I'm a web dev and i use this technique as well for exporting/importing data across apps
Where do you get your cursor? Is it just windows default, because yours looks bigger, the point looks pointier, and the stub at the back looks longer. 5:58
I was kind of mindblowing when I first discovered them about document files but it makes sense when you realize the X in DOCX means XML. Modern office documents are basically similar to webpages which run from a folder of HTML, CSS, and script files. In fact, EPUB literally runs on HTML and CSS as seen in the video!
As a Minecraft expert, I can assure you that you are using very old versions for the two Minecraft folders you are looking at
A few years ago I was doing this to Firefox extensions, so I could go into one of the files a bump up the the highest version number the extension was compatible with for extensions that were no longer being supported.
Hahaha! Nice trick
Really interesting. Great job 👍
Learned something new.

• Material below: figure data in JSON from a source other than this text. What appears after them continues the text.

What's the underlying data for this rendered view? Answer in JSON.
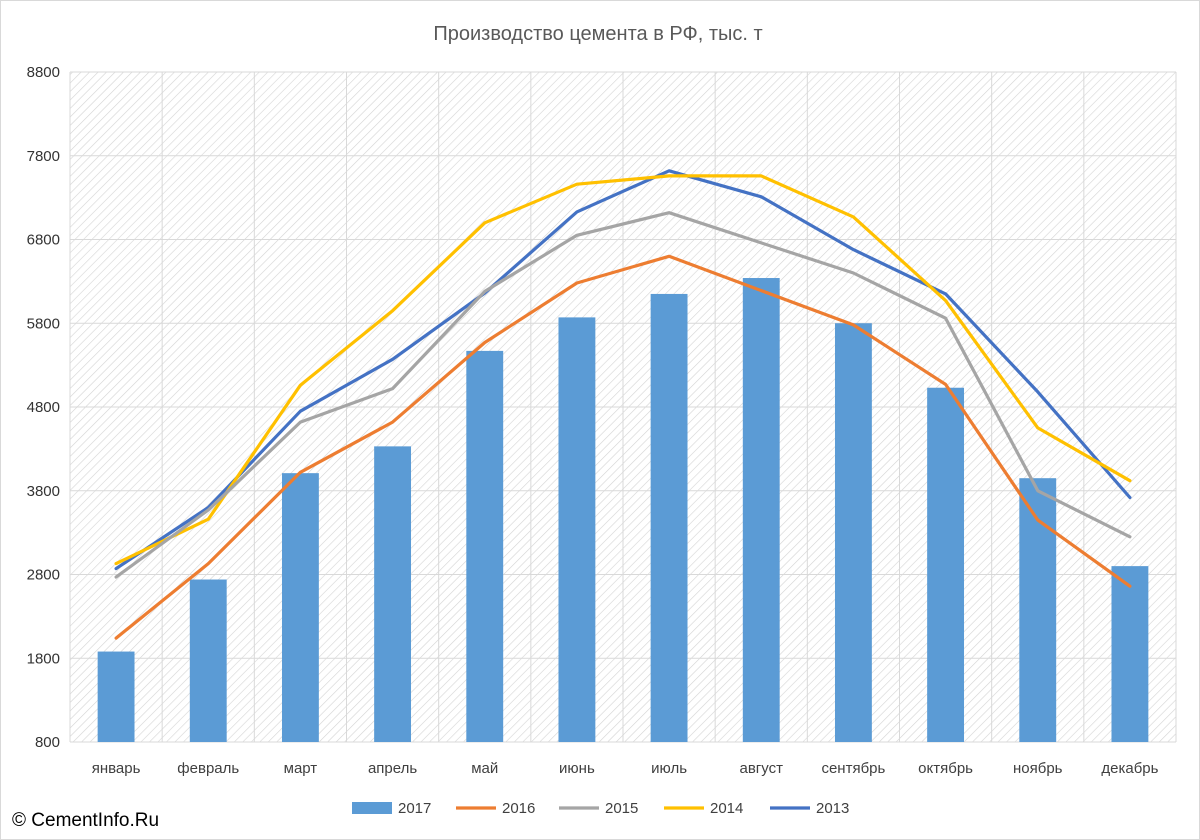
{
  "copyright": "© CementInfo.Ru",
  "chart_data": {
    "type": "bar",
    "title": "Производство цемента в РФ, тыс. т",
    "xlabel": "",
    "ylabel": "",
    "ylim": [
      800,
      8800
    ],
    "yticks": [
      800,
      1800,
      2800,
      3800,
      4800,
      5800,
      6800,
      7800,
      8800
    ],
    "grid": true,
    "legend": "bottom",
    "categories": [
      "январь",
      "февраль",
      "март",
      "апрель",
      "май",
      "июнь",
      "июль",
      "август",
      "сентябрь",
      "октябрь",
      "ноябрь",
      "декабрь"
    ],
    "series": [
      {
        "name": "2017",
        "type": "bar",
        "color": "#5b9bd5",
        "values": [
          1880,
          2740,
          4010,
          4330,
          5470,
          5870,
          6150,
          6340,
          5800,
          5030,
          3950,
          2900
        ]
      },
      {
        "name": "2016",
        "type": "line",
        "color": "#ed7d31",
        "values": [
          2040,
          2930,
          4020,
          4620,
          5570,
          6280,
          6600,
          6190,
          5780,
          5070,
          3450,
          2660
        ]
      },
      {
        "name": "2015",
        "type": "line",
        "color": "#a5a5a5",
        "values": [
          2770,
          3570,
          4620,
          5020,
          6180,
          6850,
          7120,
          6760,
          6400,
          5860,
          3800,
          3250
        ]
      },
      {
        "name": "2014",
        "type": "line",
        "color": "#ffc000",
        "values": [
          2930,
          3460,
          5060,
          5950,
          7000,
          7460,
          7560,
          7560,
          7070,
          6070,
          4550,
          3920
        ]
      },
      {
        "name": "2013",
        "type": "line",
        "color": "#4472c4",
        "values": [
          2870,
          3600,
          4750,
          5370,
          6160,
          7130,
          7620,
          7310,
          6680,
          6150,
          4980,
          3720
        ]
      }
    ]
  }
}
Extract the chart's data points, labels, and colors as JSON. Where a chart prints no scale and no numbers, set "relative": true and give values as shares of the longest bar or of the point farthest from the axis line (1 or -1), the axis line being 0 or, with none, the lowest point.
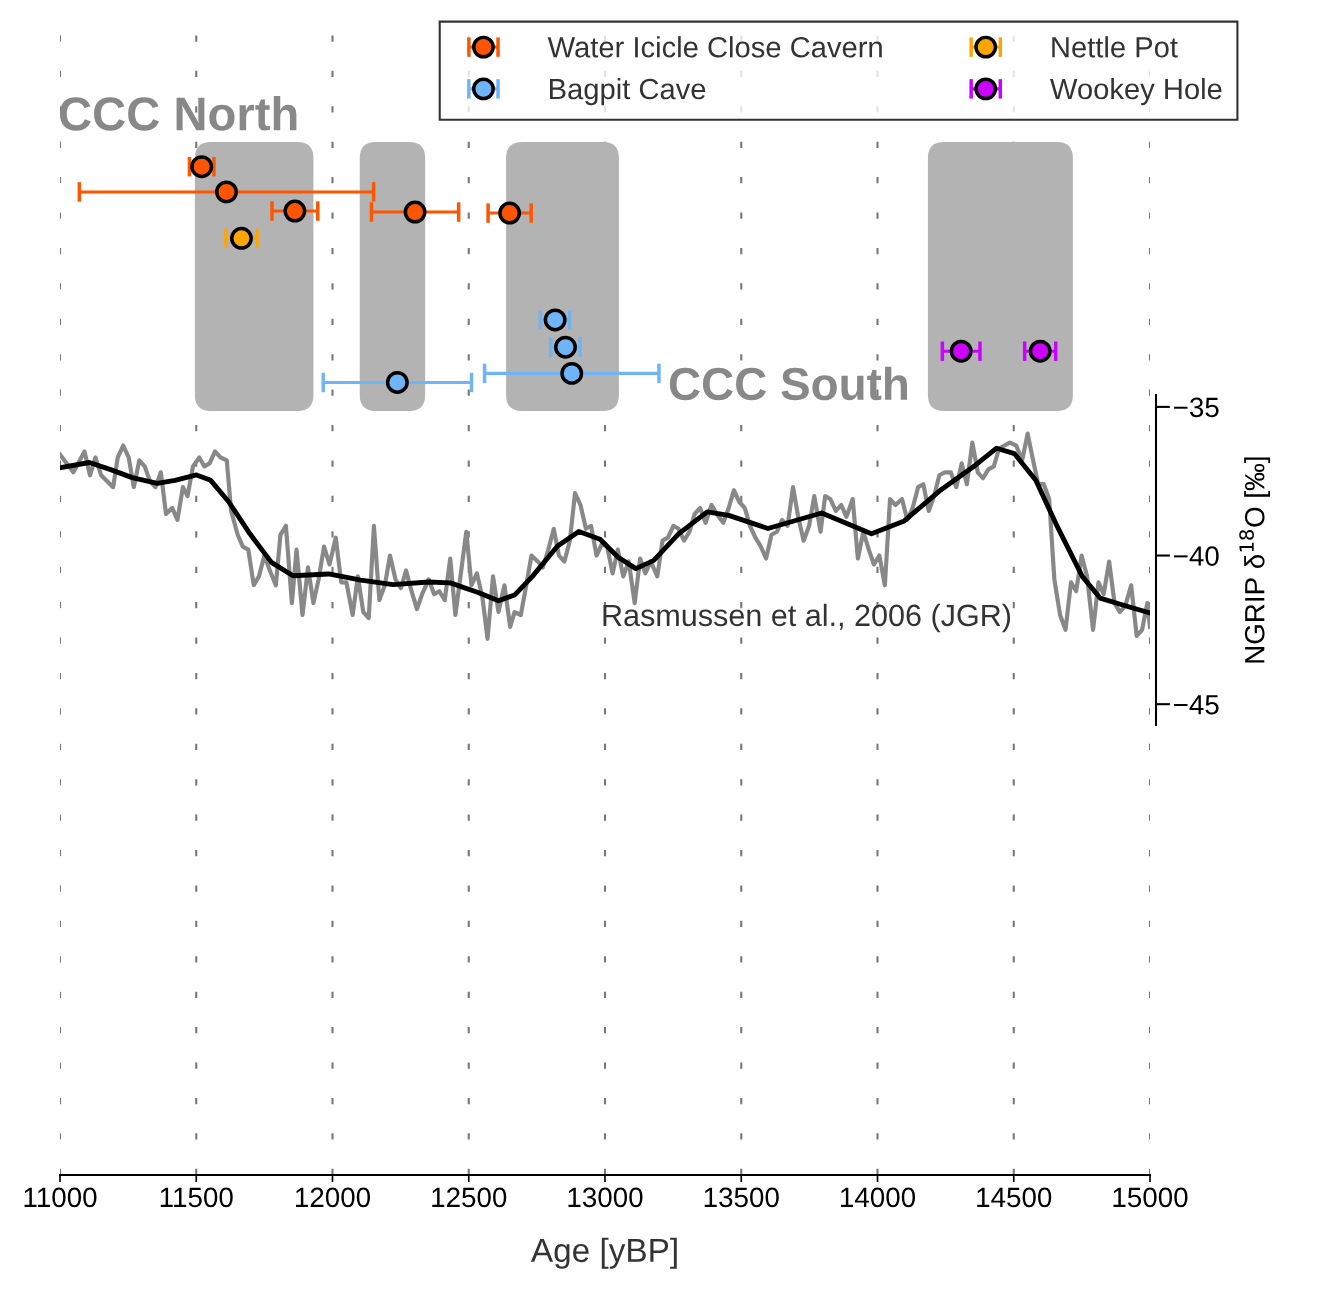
{
  "chart_data": [
    {
      "type": "scatter",
      "relative": true,
      "marker": "circle",
      "grid": "x",
      "legend": "top right",
      "xlabel": "Age [yBP]",
      "xlim": [
        11000,
        15000
      ],
      "xticks": [
        11000,
        11500,
        12000,
        12500,
        13000,
        13500,
        14000,
        14500,
        15000
      ],
      "bands": [
        {
          "axis": "x",
          "from": 11495,
          "to": 11930,
          "color": "#b3b3b3"
        },
        {
          "axis": "x",
          "from": 12100,
          "to": 12340,
          "color": "#b3b3b3"
        },
        {
          "axis": "x",
          "from": 12637,
          "to": 13051,
          "color": "#b3b3b3"
        },
        {
          "axis": "x",
          "from": 14185,
          "to": 14717,
          "color": "#b3b3b3"
        }
      ],
      "annotations": [
        "CCC North",
        "CCC South"
      ],
      "series": [
        {
          "name": "Water Icicle Close Cavern",
          "color": "#ff5500",
          "x": [
            11520,
            11611,
            11862,
            12303,
            12650
          ],
          "values": [
            1,
            0.975,
            0.956,
            0.955,
            0.954
          ],
          "xerrors": [
            45,
            540,
            84,
            160,
            79
          ]
        },
        {
          "name": "Bagpit Cave",
          "color": "#70b4f8",
          "x": [
            12817,
            12855,
            12878,
            12238
          ],
          "values": [
            0.848,
            0.821,
            0.795,
            0.786
          ],
          "xerrors": [
            54,
            54,
            320,
            272
          ]
        },
        {
          "name": "Nettle Pot",
          "color": "#ffa500",
          "x": [
            11666
          ],
          "values": [
            0.929
          ],
          "xerrors": [
            57
          ]
        },
        {
          "name": "Wookey Hole",
          "color": "#cc00ff",
          "x": [
            14307,
            14597
          ],
          "values": [
            0.817,
            0.817
          ],
          "xerrors": [
            69,
            57
          ]
        }
      ]
    },
    {
      "type": "line",
      "tick_labels": "y",
      "ylabel": "NGRIP δ$^{18}$O [‰]",
      "xlim": [
        11000,
        15000
      ],
      "ylim": [
        -45.7,
        -34.6
      ],
      "yticks": [
        {
          "value": -35,
          "label": "−35"
        },
        {
          "value": -40,
          "label": "−40"
        },
        {
          "value": -45,
          "label": "−45"
        }
      ],
      "annotations": [
        "Rasmussen et al., 2006 (JGR)"
      ],
      "series": [
        {
          "color": "#888888",
          "x": [
            11000,
            11049,
            11090,
            11110,
            11130,
            11151,
            11173,
            11195,
            11212,
            11232,
            11252,
            11271,
            11291,
            11311,
            11330,
            11350,
            11370,
            11389,
            11412,
            11431,
            11451,
            11468,
            11488,
            11511,
            11530,
            11549,
            11569,
            11589,
            11612,
            11628,
            11652,
            11671,
            11691,
            11711,
            11730,
            11750,
            11770,
            11792,
            11809,
            11829,
            11851,
            11868,
            11890,
            11910,
            11930,
            11949,
            11969,
            11989,
            12012,
            12032,
            12051,
            12074,
            12093,
            12113,
            12133,
            12152,
            12172,
            12192,
            12211,
            12231,
            12251,
            12270,
            12290,
            12310,
            12329,
            12353,
            12373,
            12392,
            12412,
            12432,
            12451,
            12471,
            12491,
            12510,
            12530,
            12550,
            12569,
            12589,
            12609,
            12631,
            12652,
            12668,
            12691,
            12711,
            12730,
            12753,
            12772,
            12792,
            12812,
            12831,
            12851,
            12871,
            12890,
            12910,
            12930,
            12949,
            12969,
            12989,
            13008,
            13028,
            13047,
            13067,
            13087,
            13109,
            13129,
            13148,
            13168,
            13192,
            13211,
            13231,
            13251,
            13270,
            13290,
            13310,
            13329,
            13349,
            13369,
            13391,
            13410,
            13434,
            13454,
            13473,
            13493,
            13513,
            13532,
            13552,
            13572,
            13591,
            13611,
            13631,
            13650,
            13670,
            13690,
            13709,
            13729,
            13749,
            13768,
            13791,
            13808,
            13827,
            13847,
            13867,
            13886,
            13909,
            13928,
            13948,
            13968,
            13987,
            14007,
            14027,
            14046,
            14066,
            14090,
            14109,
            14129,
            14149,
            14168,
            14188,
            14208,
            14227,
            14247,
            14269,
            14289,
            14309,
            14328,
            14348,
            14368,
            14387,
            14407,
            14427,
            14446,
            14466,
            14486,
            14509,
            14531,
            14551,
            14571,
            14590,
            14610,
            14630,
            14649,
            14670,
            14690,
            14710,
            14729,
            14749,
            14769,
            14791,
            14811,
            14830,
            14850,
            14870,
            14889,
            14909,
            14931,
            14951,
            14971,
            14990,
            15000
          ],
          "values": [
            -36.6,
            -37.2,
            -36.5,
            -37.3,
            -36.7,
            -37.3,
            -37.5,
            -37.7,
            -36.7,
            -36.3,
            -36.7,
            -37.7,
            -36.8,
            -37.0,
            -37.5,
            -37.7,
            -37.2,
            -38.6,
            -38.4,
            -38.8,
            -37.7,
            -38.0,
            -37.0,
            -36.7,
            -37.0,
            -36.9,
            -36.5,
            -36.7,
            -36.8,
            -38.5,
            -39.3,
            -39.7,
            -39.8,
            -41.0,
            -40.7,
            -40.0,
            -40.5,
            -41.0,
            -39.3,
            -39.0,
            -41.6,
            -39.8,
            -42.0,
            -40.4,
            -41.6,
            -40.8,
            -39.7,
            -40.3,
            -39.4,
            -40.9,
            -40.9,
            -42.0,
            -40.7,
            -41.9,
            -42.1,
            -39.0,
            -41.5,
            -41.0,
            -40.0,
            -40.8,
            -41.1,
            -40.5,
            -41.2,
            -41.8,
            -41.3,
            -40.8,
            -41.3,
            -41.2,
            -41.5,
            -40.1,
            -42.0,
            -40.6,
            -39.2,
            -41.0,
            -40.6,
            -41.4,
            -42.8,
            -40.7,
            -41.9,
            -41.0,
            -42.4,
            -41.9,
            -42.0,
            -41.0,
            -40.0,
            -40.2,
            -40.4,
            -39.8,
            -39.1,
            -40.0,
            -40.2,
            -39.5,
            -37.9,
            -38.3,
            -39.1,
            -39.0,
            -40.0,
            -39.6,
            -39.7,
            -40.6,
            -39.8,
            -40.7,
            -40.2,
            -41.6,
            -40.1,
            -40.6,
            -40.2,
            -40.7,
            -39.5,
            -39.4,
            -39.0,
            -39.1,
            -39.5,
            -39.2,
            -38.6,
            -38.4,
            -38.9,
            -38.3,
            -38.6,
            -38.9,
            -38.4,
            -37.8,
            -38.2,
            -38.4,
            -39.0,
            -39.4,
            -39.7,
            -40.1,
            -39.3,
            -39.2,
            -38.8,
            -39.0,
            -37.7,
            -38.7,
            -39.5,
            -39.0,
            -38.0,
            -39.2,
            -38.0,
            -38.1,
            -38.5,
            -38.3,
            -38.7,
            -38.1,
            -40.1,
            -39.2,
            -39.8,
            -40.3,
            -40.0,
            -41.0,
            -38.1,
            -38.3,
            -38.1,
            -38.8,
            -38.4,
            -37.7,
            -37.6,
            -38.5,
            -38.0,
            -37.3,
            -37.2,
            -37.2,
            -37.7,
            -36.9,
            -37.6,
            -36.2,
            -37.2,
            -37.4,
            -37.1,
            -37.0,
            -36.4,
            -36.3,
            -36.2,
            -36.3,
            -36.8,
            -35.9,
            -36.8,
            -37.6,
            -37.6,
            -38.1,
            -40.8,
            -42.0,
            -42.5,
            -40.9,
            -41.2,
            -40.0,
            -40.7,
            -42.5,
            -40.9,
            -41.3,
            -40.2,
            -41.6,
            -41.9,
            -41.7,
            -41.0,
            -42.7,
            -42.5,
            -41.6,
            -42.4
          ]
        },
        {
          "color": "#000000",
          "x": [
            11000,
            11108,
            11186,
            11265,
            11357,
            11422,
            11501,
            11553,
            11619,
            11697,
            11776,
            11855,
            11986,
            12104,
            12222,
            12353,
            12432,
            12537,
            12609,
            12668,
            12733,
            12825,
            12904,
            12982,
            13047,
            13113,
            13178,
            13270,
            13375,
            13454,
            13598,
            13795,
            13978,
            14096,
            14227,
            14358,
            14437,
            14502,
            14581,
            14660,
            14752,
            14817,
            14909,
            15000
          ],
          "values": [
            -37.05,
            -36.87,
            -37.11,
            -37.38,
            -37.57,
            -37.47,
            -37.29,
            -37.47,
            -38.19,
            -39.27,
            -40.23,
            -40.68,
            -40.62,
            -40.83,
            -40.98,
            -40.89,
            -40.92,
            -41.25,
            -41.52,
            -41.33,
            -40.71,
            -39.69,
            -39.19,
            -39.45,
            -40.05,
            -40.44,
            -40.17,
            -39.27,
            -38.53,
            -38.65,
            -39.09,
            -38.57,
            -39.27,
            -38.85,
            -37.83,
            -36.97,
            -36.39,
            -36.57,
            -37.47,
            -39.03,
            -40.71,
            -41.43,
            -41.69,
            -41.93
          ]
        }
      ]
    }
  ]
}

Thanks! :)
i can't thank you enough,,am 72 and just when i was going to toss this out the window ,,i chanceon to your website.And what a difference you explain in simple (72 year old )language and when i did have questions you actually took the time to answer me .Thank you again
*.PK3 is another zip file in disguise. It's mainly used for modding. particularly DOOM/Heretic/Hexen modding. It contains assets (sprites/graphics/sounds) and code inside various code lump types (ACS/DECORATE/ZScript/TEXTURE/MAPINFO/etc).
quake engine derivative moment
The Office Files are actually really cool. I had a scenario where a department I was working with put data in word docs. To extract it you can write a script to make it a zip file, then parse the XML for the data, & return it. Super useful!
5:30 yeah, that is the executable for sure. y'know, if you've ever unsure what a file is (missing extension, weird extension), oftentimes the `file` utility is useful. it should identify this as a Mach-O executable
sometimes I just like to open files with 7zip, doesnt normally give much info but it's fun
Great Video as always! 👍
If you have 7zip installed, you don't even need to change the extension. You can right click and open it anyways
This might be a bit obscure for most people, but I also recently found that MATLAB also uses these for their UI applications on the .mlapp format
I’ve used this to take images out of PowerPoint. Very useful secret to know.
Good stuff to know. Now I can explain to my users why zipping the file does not make it smaller.
Fun fact: the Microsoft Office files and Android (APK) files "were" last modified in the years 1980 and 1981
Good video, bro! Keep it up!
Good topic and share, thank you.
More than a decade ago I opened an iso file WinRAR by mistake and was surprised to find all the contents of the disk, since then I always try to do this first if I need to get some asset first instead of searching for an specific unpacker.
I remember converting .jar files to .zip files on my old 2012 mac when I was modding minecraft.
8:46 That’s not the case, the actual extraction program is a program built-in to any Windows OS, somewhere located in Sys32. I think that is the file which contains the .exe file that is to be extracted
A little as for 02:00 as I tried in the past experimenting with storing pictures in word documents... the maximum resolution you can save an image into a word document is around 2000x2000 pixels, any higher gets automatically downsize
Who still remembers the good old cab files from the Windows Installation disks?✌🏻
Setup.exe is actually an executable file and a zip file glued together. The executable is the installer program, while the zip contains the software to be installed. When reading a .exe file to load and run it, Windows starts reading the file at the beginning. A .zip file, on the other hand, has its table of contents at the end. The idea was the compression software would compress the files and write out where each one is in the zip once it’s finished.
As far as Windows is concerned, Setup.exe is an executable with a very large data segment at the end. As far as any compression software is concerned, Setup.exe is a zip file with a bunch of garbage data at the beginning that isn’t referenced in any of the table of contents entries.